To understand the need for PCR replicates (duplicates or triplicates) in the experimental set-up of a real-time qPCR reaction, it is good to first think about the different sources of variation contributing to the measurement values. Far too often, the experimenter is too focused on the very last step of the workflow, i.e. the final pipetting step to obtain reproducible quantification cycle (Cq) values. Sources of variation in upstream processing steps are often underestimated, and are not always adequately assessed. A good understanding of a robust workflow is key to trust the actual Cq values obtained.
Imagine you would start the experiment with a homogenous tissue sample that has been aliquoted in several tubes. Would every processed sample from every aliquot give the same Cq value in the end? The seasoned experimenter would strongly advise to use a standardized workflow to obtain reproducible results. However, even when using such a standardized procedure, it is not a given that all aliquots will result in the same Cq value, even when further correction steps for variation (normalization) will be applied.
Dividing the homogenous sample in equal-sized aliquots (rather than starting with different amounts) is a first step towards reproducibility. Trying to compare samples that differ too much in size would only skew these differences further in the RNA isolation step, the first step of the qPCR workflow. A variety of methodologies is available out there: obtaining highly pure RNA by means of a time-consuming CsCl gradient purification has the flavor of nostalgia for me. Using a monophasic solution of phenol and guanidinium isothiocyanate followed by choroform for phase separation was my personal favorite to extract RNA from tissues, while I preferred a column based approach to extract RNA from cells. When using one or another methodology, but most often when using commercially available kits, I have seen people overloading the system, in the hope to get the maximum out of it. Unfortunately, the opposite is true; and here would come my plea that also applies for every further step in the workflow: take the time to understand the limitations of the system. For any extraction methodology, you will experience that reproducibility is enhanced when respecting the range it has been designed for, and more important that you have been testing/optimising with your particular sample type. Generally spoken it is advised to start with similar amounts of samples you would like to compare.
The second step in the workflow is probably the most underestimated step in terms of reproducibility: the reverse transcription (RT) step. Let’s push de reset button since the previous processing step and wipe away the variation we would already have incurred during RNA preparation: we partition an RNA sample in several tubes again. How can we process these different aliquots to obtain the same Cq values in the end? A very nice study has been published by Stephen Bustin and colleagues (Clin Chem. 2015, 61(1):202-12) giving us insight on how to avoid the trap of further distorting the data: variability can be minimized by
- Choosing an appropriate reverse transcriptase
- Using high concentrations of RNA
- Characterizing the variability of individual assays by use of multiple RT replicates.
Remember again: take the time to understand the limitations of the system! Some RT enzymes, also provided from some respected companies, simply don’t do what is preferentially needed in qPCR: to generate an equal amount of cDNA starting from an equal amount of RNA in a reproducible way. The best approach to test this is to look at the RT reproducibility over a concentration range of RNA (dilution series), and while we are busy, to compare its performance with other available enzymes: surprises guaranteed!
Minimizing the technical variation by using standard operating procedures throughout the entire qPCR workflow is thus an absolute must, the remaining technical variation can then be reduced further or removed by using a proper normalization approach, enabling a better appreciation of the true biological variation (see blog ‘Four tips for RT-qPCR data normalization using reference genes’). This brings us back to the initial question: should I pipet duplicates or triplicates reactions in my run set-up?
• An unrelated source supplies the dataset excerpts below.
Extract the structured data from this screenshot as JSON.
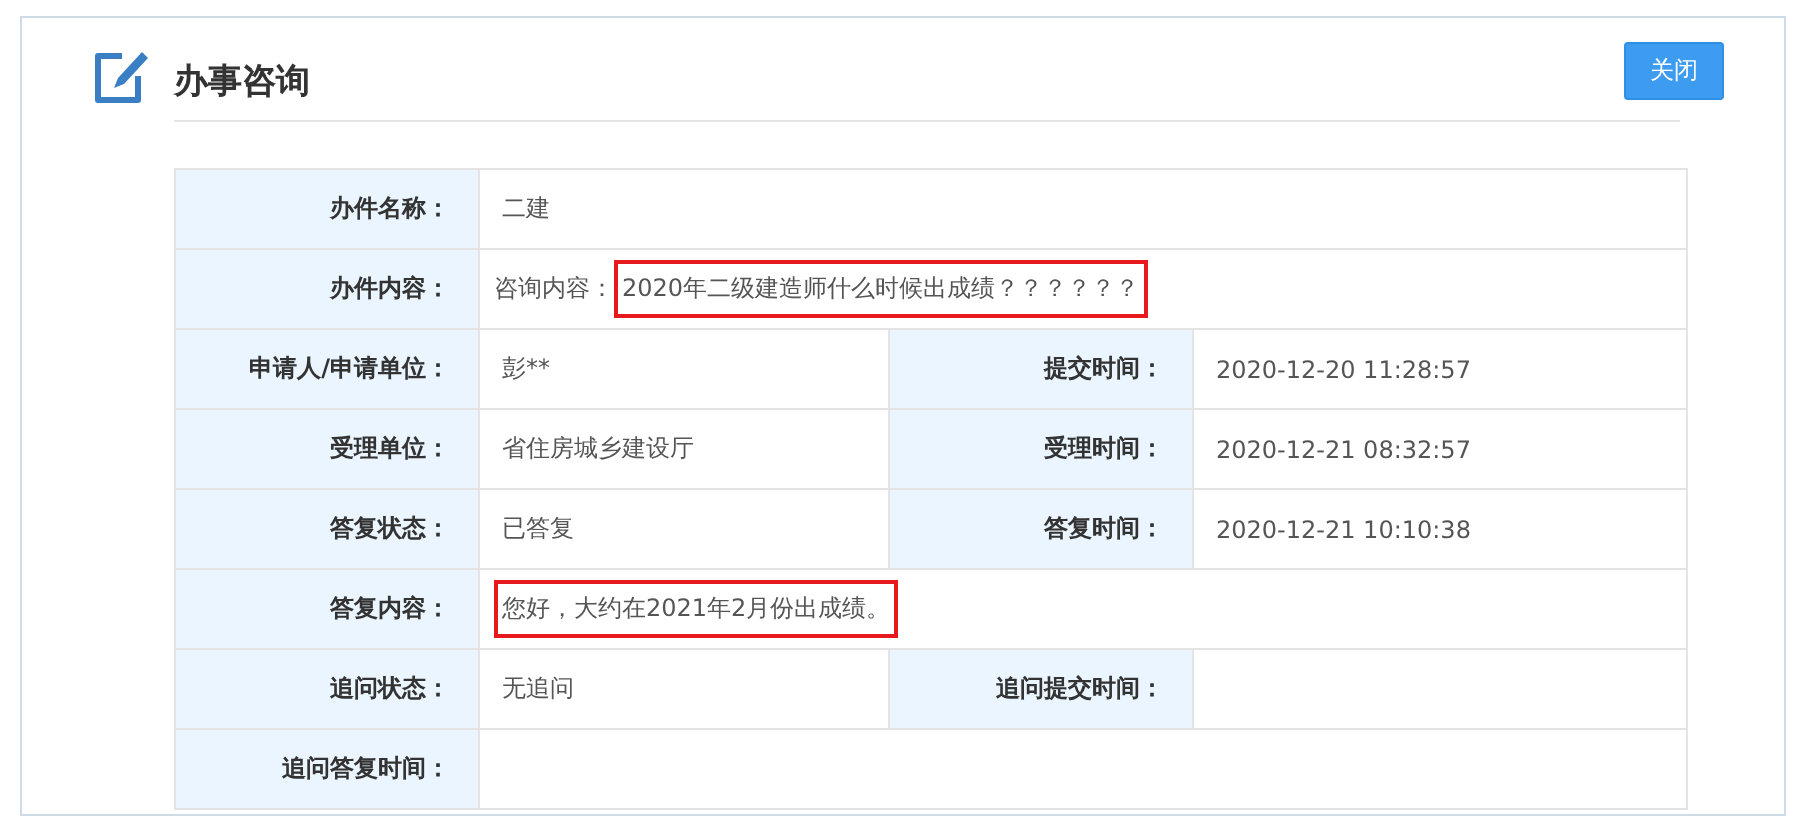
{
  "header": {
    "title": "办事咨询",
    "close_button": "关闭"
  },
  "rows": [
    {
      "fields": [
        {
          "label": "办件名称：",
          "value": "二建"
        }
      ]
    },
    {
      "fields": [
        {
          "label": "办件内容：",
          "prefix": "咨询内容：",
          "value": "2020年二级建造师什么时候出成绩？？？？？？",
          "highlighted": true
        }
      ]
    },
    {
      "fields": [
        {
          "label": "申请人/申请单位：",
          "value": "彭**"
        },
        {
          "label": "提交时间：",
          "value": "2020-12-20 11:28:57"
        }
      ]
    },
    {
      "fields": [
        {
          "label": "受理单位：",
          "value": "省住房城乡建设厅"
        },
        {
          "label": "受理时间：",
          "value": "2020-12-21 08:32:57"
        }
      ]
    },
    {
      "fields": [
        {
          "label": "答复状态：",
          "value": "已答复"
        },
        {
          "label": "答复时间：",
          "value": "2020-12-21 10:10:38"
        }
      ]
    },
    {
      "fields": [
        {
          "label": "答复内容：",
          "value": "您好，大约在2021年2月份出成绩。",
          "highlighted": true
        }
      ]
    },
    {
      "fields": [
        {
          "label": "追问状态：",
          "value": "无追问"
        },
        {
          "label": "追问提交时间："
        }
      ]
    },
    {
      "fields": [
        {
          "label": "追问答复时间："
        }
      ]
    }
  ]
}
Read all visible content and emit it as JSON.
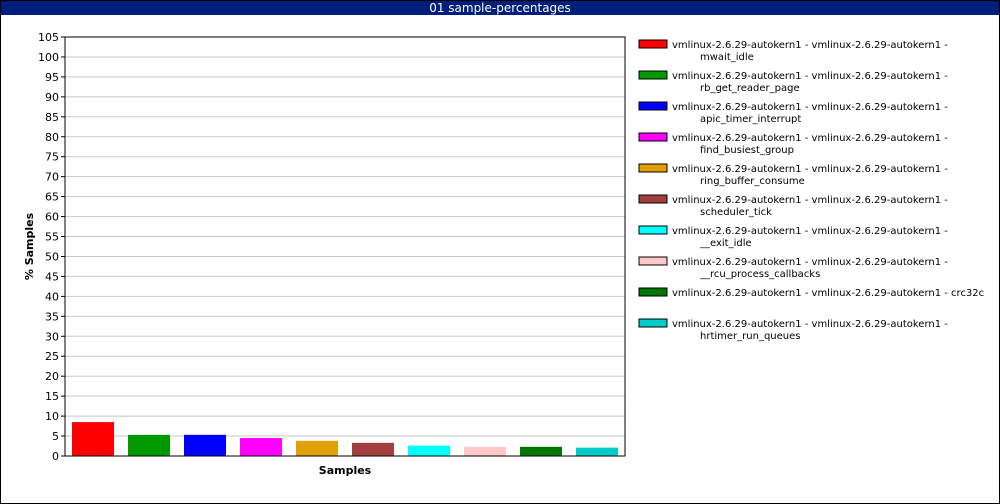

It’s good to realize at this point that the Cq values you will obtain are the estimates for a given sample and a given gene and that the reproducibility of these values will only reflect your pipetting skills (or the performance of the robotics doing the pipetting for you). The quality of PCR replicates is often evaluated in terms of its variation, and a delta Cq value between replicates (highest Cq minus lowest Cq) of 0.5 is generally accepted as reproducible. It goes without saying that if you have been neglecting the sources of the variation in the previous steps of the workflow, the good reproducibility of the PCR replicates might give you at this point a false sense of security. The values may be nicely reproducible, but they would be meaningless if started from material from uncontrolled processing steps.
Moreover, what you are probably really interested in, is the true biological variation (e.g. between untreated and treated samples). That information is captured in the Cq values from different biological replicates, which I would consider as the most important level of replicates (see also blog post ‘Seven tips for bio-statistical analysis of gene expression data’). Statistics on data from independent biological replicates makes sense whereas statistics on repeated measurements (duplicates or triplicate PCR reactions) are meaningless.
All good and well, but is it better to pipet duplicates or triplicates?
If you are confident about your pipetting skills, duplicate reactions (delta Cq ≤ 0.5) will generally give you the information you need. But make sure that you are as confident about the other steps in the qPCR workflow because reproducible Cq values not necessarily reflect a good estimate for a given sample/target combination. Moreover, proper data postprocessing (incl quality control and normalization), use of biological replicates and appropriate statistics is also needed to interpret the data with full confidence.